Ruth Davidson has said Boris Johnson must prove his loyalty to Theresa May amid suggestions the foreign secretary could be demoted in a reshuffle.
The Scottish Tory leader told the BBC’s Andrew Marr show on Sunday morning that the prime minister was able to choose who she wanted in her cabinet as it was “entirely within her purview”.
Asked about Johnson, Davidson said: “He has come out to say he is fully behind every dot, comma, T and word of the Florence speech. I want to see the prime minister hold him to that.”
Davidson added that May was the “best person to lead us forward” following a week of turmoil in the party that saw an attempted coup.
In an interview with The Sunday Times, her first since her disastrous party conference speech in Manchester, May said signalled she could shake-up her top team.
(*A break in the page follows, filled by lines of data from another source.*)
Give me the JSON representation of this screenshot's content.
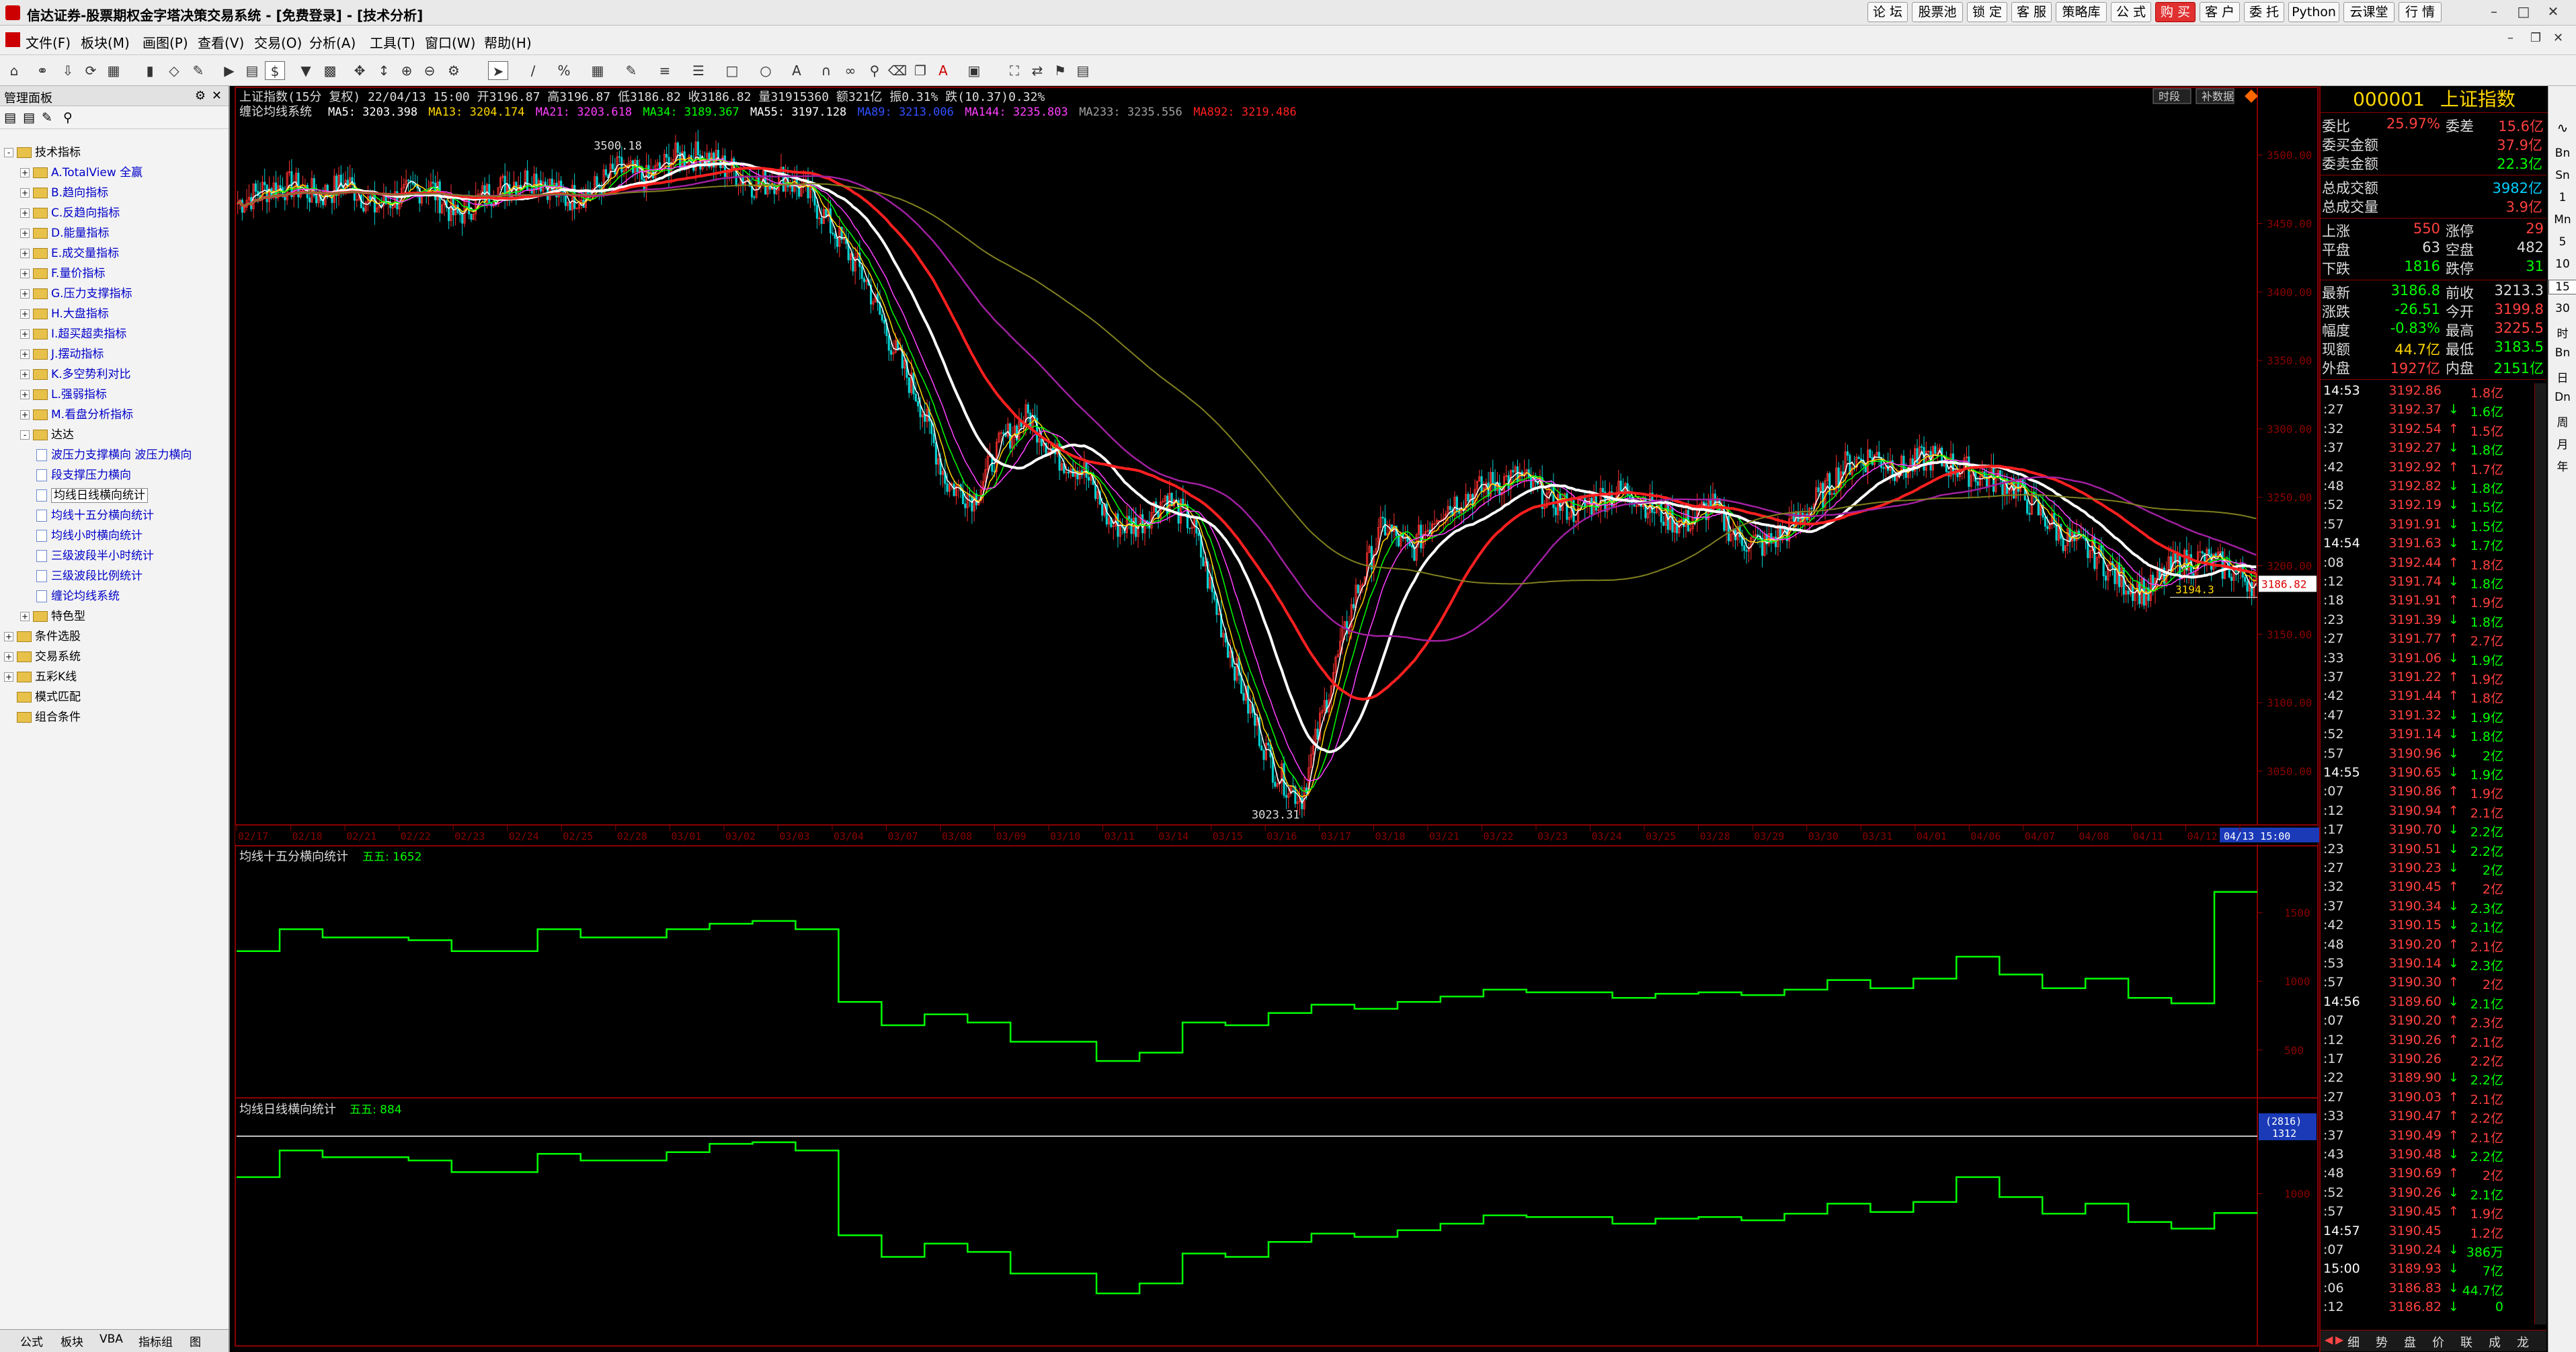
{
  "titlebar": {
    "title": "信达证券-股票期权金字塔决策交易系统 - [免费登录] - [技术分析]",
    "buttons": [
      "论 坛",
      "股票池",
      "锁 定",
      "客 服",
      "策略库",
      "公 式",
      "购 买",
      "客 户",
      "委 托",
      "Python",
      "云课堂",
      "行 情"
    ],
    "highlight_button": "购 买"
  },
  "menu": [
    "文件(F)",
    "板块(M)",
    "画图(P)",
    "查看(V)",
    "交易(O)",
    "分析(A)",
    "工具(T)",
    "窗口(W)",
    "帮助(H)"
  ],
  "left_panel": {
    "title": "管理面板",
    "tree": [
      {
        "label": "技术指标",
        "level": 0,
        "type": "folder",
        "exp": "-"
      },
      {
        "label": "A.TotalView 全赢",
        "level": 1,
        "type": "folder",
        "exp": "+",
        "blue": true
      },
      {
        "label": "B.趋向指标",
        "level": 1,
        "type": "folder",
        "exp": "+",
        "blue": true
      },
      {
        "label": "C.反趋向指标",
        "level": 1,
        "type": "folder",
        "exp": "+",
        "blue": true
      },
      {
        "label": "D.能量指标",
        "level": 1,
        "type": "folder",
        "exp": "+",
        "blue": true
      },
      {
        "label": "E.成交量指标",
        "level": 1,
        "type": "folder",
        "exp": "+",
        "blue": true
      },
      {
        "label": "F.量价指标",
        "level": 1,
        "type": "folder",
        "exp": "+",
        "blue": true
      },
      {
        "label": "G.压力支撑指标",
        "level": 1,
        "type": "folder",
        "exp": "+",
        "blue": true
      },
      {
        "label": "H.大盘指标",
        "level": 1,
        "type": "folder",
        "exp": "+",
        "blue": true
      },
      {
        "label": "I.超买超卖指标",
        "level": 1,
        "type": "folder",
        "exp": "+",
        "blue": true
      },
      {
        "label": "J.摆动指标",
        "level": 1,
        "type": "folder",
        "exp": "+",
        "blue": true
      },
      {
        "label": "K.多空势利对比",
        "level": 1,
        "type": "folder",
        "exp": "+",
        "blue": true
      },
      {
        "label": "L.强弱指标",
        "level": 1,
        "type": "folder",
        "exp": "+",
        "blue": true
      },
      {
        "label": "M.看盘分析指标",
        "level": 1,
        "type": "folder",
        "exp": "+",
        "blue": true
      },
      {
        "label": "达达",
        "level": 1,
        "type": "folder",
        "exp": "-"
      },
      {
        "label": "波压力支撑横向 波压力横向",
        "level": 2,
        "type": "doc",
        "blue": true
      },
      {
        "label": "段支撑压力横向",
        "level": 2,
        "type": "doc",
        "blue": true
      },
      {
        "label": "均线日线横向统计",
        "level": 2,
        "type": "doc",
        "sel": true
      },
      {
        "label": "均线十五分横向统计",
        "level": 2,
        "type": "doc",
        "blue": true
      },
      {
        "label": "均线小时横向统计",
        "level": 2,
        "type": "doc",
        "blue": true
      },
      {
        "label": "三级波段半小时统计",
        "level": 2,
        "type": "doc",
        "blue": true
      },
      {
        "label": "三级波段比例统计",
        "level": 2,
        "type": "doc",
        "blue": true
      },
      {
        "label": "缠论均线系统",
        "level": 2,
        "type": "doc",
        "blue": true
      },
      {
        "label": "特色型",
        "level": 1,
        "type": "folder",
        "exp": "+"
      },
      {
        "label": "条件选股",
        "level": 0,
        "type": "folder",
        "exp": "+"
      },
      {
        "label": "交易系统",
        "level": 0,
        "type": "folder",
        "exp": "+"
      },
      {
        "label": "五彩K线",
        "level": 0,
        "type": "folder",
        "exp": "+"
      },
      {
        "label": "模式匹配",
        "level": 0,
        "type": "folder",
        "exp": ""
      },
      {
        "label": "组合条件",
        "level": 0,
        "type": "folder",
        "exp": ""
      }
    ],
    "tabs": [
      "公式",
      "板块",
      "VBA",
      "指标组",
      "图"
    ]
  },
  "chart_header": {
    "line1": "上证指数(15分 复权) 22/04/13 15:00 开3196.87 高3196.87 低3186.82 收3186.82 量31915360 额321亿 振0.31% 跌(10.37)0.32%",
    "line2_label": "缠论均线系统",
    "ma_labels": [
      {
        "text": "MA5: 3203.398",
        "color": "#ffffff"
      },
      {
        "text": "MA13: 3204.174",
        "color": "#ffd700"
      },
      {
        "text": "MA21: 3203.618",
        "color": "#ff40ff"
      },
      {
        "text": "MA34: 3189.367",
        "color": "#00ff00"
      },
      {
        "text": "MA55: 3197.128",
        "color": "#ffffff"
      },
      {
        "text": "MA89: 3213.006",
        "color": "#3050ff"
      },
      {
        "text": "MA144: 3235.803",
        "color": "#ff40ff"
      },
      {
        "text": "MA233: 3235.556",
        "color": "#a0a0a0"
      },
      {
        "text": "MA892: 3219.486",
        "color": "#ff2020"
      }
    ],
    "top_right_buttons": [
      "时段",
      "补数据"
    ]
  },
  "chart_data": [
    {
      "type": "candlestick",
      "title": "上证指数(15分 复权)",
      "x_dates": [
        "02/17",
        "02/18",
        "02/21",
        "02/22",
        "02/23",
        "02/24",
        "02/25",
        "02/28",
        "03/01",
        "03/02",
        "03/03",
        "03/04",
        "03/07",
        "03/08",
        "03/09",
        "03/10",
        "03/11",
        "03/14",
        "03/15",
        "03/16",
        "03/17",
        "03/18",
        "03/21",
        "03/22",
        "03/23",
        "03/24",
        "03/25",
        "03/28",
        "03/29",
        "03/30",
        "03/31",
        "04/01",
        "04/06",
        "04/07",
        "04/08",
        "04/11",
        "04/12",
        "04/13 15:00"
      ],
      "y_ticks": [
        3050,
        3100,
        3150,
        3200,
        3250,
        3300,
        3350,
        3400,
        3450,
        3500
      ],
      "ylim": [
        3020,
        3520
      ],
      "close_path": [
        3465,
        3475,
        3478,
        3470,
        3480,
        3462,
        3470,
        3478,
        3455,
        3470,
        3480,
        3484,
        3468,
        3474,
        3490,
        3482,
        3498,
        3500,
        3490,
        3478,
        3484,
        3470,
        3440,
        3410,
        3360,
        3320,
        3260,
        3250,
        3290,
        3310,
        3280,
        3270,
        3230,
        3230,
        3250,
        3230,
        3160,
        3100,
        3050,
        3030,
        3110,
        3180,
        3230,
        3210,
        3240,
        3250,
        3260,
        3265,
        3250,
        3240,
        3250,
        3255,
        3240,
        3230,
        3245,
        3220,
        3215,
        3230,
        3250,
        3275,
        3280,
        3270,
        3280,
        3272,
        3265,
        3260,
        3240,
        3220,
        3210,
        3190,
        3180,
        3200,
        3205,
        3198,
        3186.82
      ],
      "annotations": [
        {
          "text": "3500.18",
          "price": 3500.18
        },
        {
          "text": "3023.31",
          "price": 3023.31
        }
      ],
      "last_price": "3186.82",
      "current_marker": "3194.3"
    },
    {
      "type": "step",
      "title": "均线十五分横向统计",
      "legend": "五五: 1652",
      "y_ticks": [
        500,
        1000,
        1500
      ],
      "ylim": [
        200,
        1900
      ],
      "values": [
        1220,
        1380,
        1320,
        1320,
        1300,
        1220,
        1220,
        1380,
        1320,
        1320,
        1380,
        1420,
        1440,
        1380,
        850,
        680,
        760,
        700,
        560,
        560,
        420,
        480,
        700,
        680,
        770,
        830,
        800,
        850,
        890,
        940,
        920,
        920,
        880,
        910,
        920,
        900,
        940,
        1010,
        950,
        1020,
        1180,
        1050,
        950,
        1020,
        880,
        840,
        1652
      ]
    },
    {
      "type": "step",
      "title": "均线日线横向统计",
      "legend": "五五: 884",
      "y_ticks": [
        1000
      ],
      "ylim": [
        100,
        1500
      ],
      "markers": [
        "(2816)",
        "1312"
      ],
      "values": [
        1100,
        1260,
        1220,
        1220,
        1200,
        1130,
        1130,
        1240,
        1200,
        1200,
        1250,
        1300,
        1310,
        1260,
        750,
        620,
        700,
        650,
        520,
        520,
        400,
        460,
        640,
        620,
        710,
        760,
        740,
        780,
        820,
        870,
        860,
        860,
        820,
        850,
        860,
        840,
        880,
        940,
        890,
        950,
        1100,
        980,
        880,
        940,
        830,
        790,
        884
      ]
    }
  ],
  "quote": {
    "code": "000001",
    "name": "上证指数",
    "rows": [
      {
        "k1": "委比",
        "v1": "25.97%",
        "k2": "委差",
        "v2": "15.6亿"
      },
      {
        "k1": "委买金额",
        "v1": "37.9亿"
      },
      {
        "k1": "委卖金额",
        "v1": "22.3亿"
      },
      {
        "k1": "总成交额",
        "v1": "3982亿"
      },
      {
        "k1": "总成交量",
        "v1": "3.9亿"
      },
      {
        "k1": "上涨",
        "v1": "550",
        "k2": "涨停",
        "v2": "29"
      },
      {
        "k1": "平盘",
        "v1": "63",
        "k2": "空盘",
        "v2": "482"
      },
      {
        "k1": "下跌",
        "v1": "1816",
        "k2": "跌停",
        "v2": "31"
      },
      {
        "k1": "最新",
        "v1": "3186.8",
        "k2": "前收",
        "v2": "3213.3"
      },
      {
        "k1": "涨跌",
        "v1": "-26.51",
        "k2": "今开",
        "v2": "3199.8"
      },
      {
        "k1": "幅度",
        "v1": "-0.83%",
        "k2": "最高",
        "v2": "3225.5"
      },
      {
        "k1": "现额",
        "v1": "44.7亿",
        "k2": "最低",
        "v2": "3183.5"
      },
      {
        "k1": "外盘",
        "v1": "1927亿",
        "k2": "内盘",
        "v2": "2151亿"
      }
    ],
    "ticks": [
      {
        "t": "14:53",
        "p": "3192.86",
        "a": "",
        "vol": "1.8亿"
      },
      {
        "t": ":27",
        "p": "3192.37",
        "a": "↓",
        "vol": "1.6亿"
      },
      {
        "t": ":32",
        "p": "3192.54",
        "a": "↑",
        "vol": "1.5亿"
      },
      {
        "t": ":37",
        "p": "3192.27",
        "a": "↓",
        "vol": "1.8亿"
      },
      {
        "t": ":42",
        "p": "3192.92",
        "a": "↑",
        "vol": "1.7亿"
      },
      {
        "t": ":48",
        "p": "3192.82",
        "a": "↓",
        "vol": "1.8亿"
      },
      {
        "t": ":52",
        "p": "3192.19",
        "a": "↓",
        "vol": "1.5亿"
      },
      {
        "t": ":57",
        "p": "3191.91",
        "a": "↓",
        "vol": "1.5亿"
      },
      {
        "t": "14:54",
        "p": "3191.63",
        "a": "↓",
        "vol": "1.7亿"
      },
      {
        "t": ":08",
        "p": "3192.44",
        "a": "↑",
        "vol": "1.8亿"
      },
      {
        "t": ":12",
        "p": "3191.74",
        "a": "↓",
        "vol": "1.8亿"
      },
      {
        "t": ":18",
        "p": "3191.91",
        "a": "↑",
        "vol": "1.9亿"
      },
      {
        "t": ":23",
        "p": "3191.39",
        "a": "↓",
        "vol": "1.8亿"
      },
      {
        "t": ":27",
        "p": "3191.77",
        "a": "↑",
        "vol": "2.7亿"
      },
      {
        "t": ":33",
        "p": "3191.06",
        "a": "↓",
        "vol": "1.9亿"
      },
      {
        "t": ":37",
        "p": "3191.22",
        "a": "↑",
        "vol": "1.9亿"
      },
      {
        "t": ":42",
        "p": "3191.44",
        "a": "↑",
        "vol": "1.8亿"
      },
      {
        "t": ":47",
        "p": "3191.32",
        "a": "↓",
        "vol": "1.9亿"
      },
      {
        "t": ":52",
        "p": "3191.14",
        "a": "↓",
        "vol": "1.8亿"
      },
      {
        "t": ":57",
        "p": "3190.96",
        "a": "↓",
        "vol": "2亿"
      },
      {
        "t": "14:55",
        "p": "3190.65",
        "a": "↓",
        "vol": "1.9亿"
      },
      {
        "t": ":07",
        "p": "3190.86",
        "a": "↑",
        "vol": "1.9亿"
      },
      {
        "t": ":12",
        "p": "3190.94",
        "a": "↑",
        "vol": "2.1亿"
      },
      {
        "t": ":17",
        "p": "3190.70",
        "a": "↓",
        "vol": "2.2亿"
      },
      {
        "t": ":23",
        "p": "3190.51",
        "a": "↓",
        "vol": "2.2亿"
      },
      {
        "t": ":27",
        "p": "3190.23",
        "a": "↓",
        "vol": "2亿"
      },
      {
        "t": ":32",
        "p": "3190.45",
        "a": "↑",
        "vol": "2亿"
      },
      {
        "t": ":37",
        "p": "3190.34",
        "a": "↓",
        "vol": "2.3亿"
      },
      {
        "t": ":42",
        "p": "3190.15",
        "a": "↓",
        "vol": "2.1亿"
      },
      {
        "t": ":48",
        "p": "3190.20",
        "a": "↑",
        "vol": "2.1亿"
      },
      {
        "t": ":53",
        "p": "3190.14",
        "a": "↓",
        "vol": "2.3亿"
      },
      {
        "t": ":57",
        "p": "3190.30",
        "a": "↑",
        "vol": "2亿"
      },
      {
        "t": "14:56",
        "p": "3189.60",
        "a": "↓",
        "vol": "2.1亿"
      },
      {
        "t": ":07",
        "p": "3190.20",
        "a": "↑",
        "vol": "2.3亿"
      },
      {
        "t": ":12",
        "p": "3190.26",
        "a": "↑",
        "vol": "2.1亿"
      },
      {
        "t": ":17",
        "p": "3190.26",
        "a": "",
        "vol": "2.2亿"
      },
      {
        "t": ":22",
        "p": "3189.90",
        "a": "↓",
        "vol": "2.2亿"
      },
      {
        "t": ":27",
        "p": "3190.03",
        "a": "↑",
        "vol": "2.1亿"
      },
      {
        "t": ":33",
        "p": "3190.47",
        "a": "↑",
        "vol": "2.2亿"
      },
      {
        "t": ":37",
        "p": "3190.49",
        "a": "↑",
        "vol": "2.1亿"
      },
      {
        "t": ":43",
        "p": "3190.48",
        "a": "↓",
        "vol": "2.2亿"
      },
      {
        "t": ":48",
        "p": "3190.69",
        "a": "↑",
        "vol": "2亿"
      },
      {
        "t": ":52",
        "p": "3190.26",
        "a": "↓",
        "vol": "2.1亿"
      },
      {
        "t": ":57",
        "p": "3190.45",
        "a": "↑",
        "vol": "1.9亿"
      },
      {
        "t": "14:57",
        "p": "3190.45",
        "a": "",
        "vol": "1.2亿"
      },
      {
        "t": ":07",
        "p": "3190.24",
        "a": "↓",
        "vol": "386万"
      },
      {
        "t": "15:00",
        "p": "3189.93",
        "a": "↓",
        "vol": "7亿"
      },
      {
        "t": ":06",
        "p": "3186.83",
        "a": "↓",
        "vol": "44.7亿"
      },
      {
        "t": ":12",
        "p": "3186.82",
        "a": "↓",
        "vol": "0"
      }
    ],
    "bottom_tabs": [
      "细",
      "势",
      "盘",
      "价",
      "联",
      "成",
      "龙"
    ]
  },
  "side_strip": [
    "Bn",
    "Sn",
    "1",
    "Mn",
    "5",
    "10",
    "15",
    "30",
    "时",
    "Bn",
    "日",
    "Dn",
    "周",
    "月",
    "年"
  ]
}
Asked directly about Johnson’s position, she added: “It has never been my style to hide from a challenge and I’m not going to start now. I’m the PM, and part of my job is to make sure I always have the best people in my cabinet, to make the most of the wealth of talent available to me in the party.”
Johnson today suggested that only “nutters” in the Conservative Party wanted to oust May.
The foreign secretary backed the prime minister to “get on and deliver Brexit” as he insisted there was no public appetite for a change in leadership.
Writing in the Sunday Telegraph, he compared the Tory party to a herd of elephants that had “sniffed the air” but turned away from plunging over a cliff edge after the attempted coup against May fizzled out.
The prime minister faced calls to sack Johnson after he overshadowed the start of the Tory conference by setting out his personal Brexit red lines.
In his newspaper article, he backed May to secure a “great and successful Brexit”.
An attempt last week by former Tory chairman Grant Shapps to oust May disintegrated after Conservative MPs turned against him.
Welwyn Hatfield MP Vicky Ford blasted Shapps as “completely out of touch”, revealing “he’s not even in our WhatsApp group”.
As the attempted coup withered, Shapps was added to the group simply so colleagues could make clear their fury at his move.
Sir John Major, the former prime minister, used an article in the Mail on Sunday to accuse “self absorbed” critics of undermining May.
However former Tory deputy prime minister Lord Heseltine has suggested May’s government would collapse before the 2022 election.
He said the DUP would be forced to focus on domestic issues in Northern Ireland rather than on propping up May’s minority government in the Commons.
“I myself don’t think that the Government will last through the Brexit process,” he told Channel 4 News.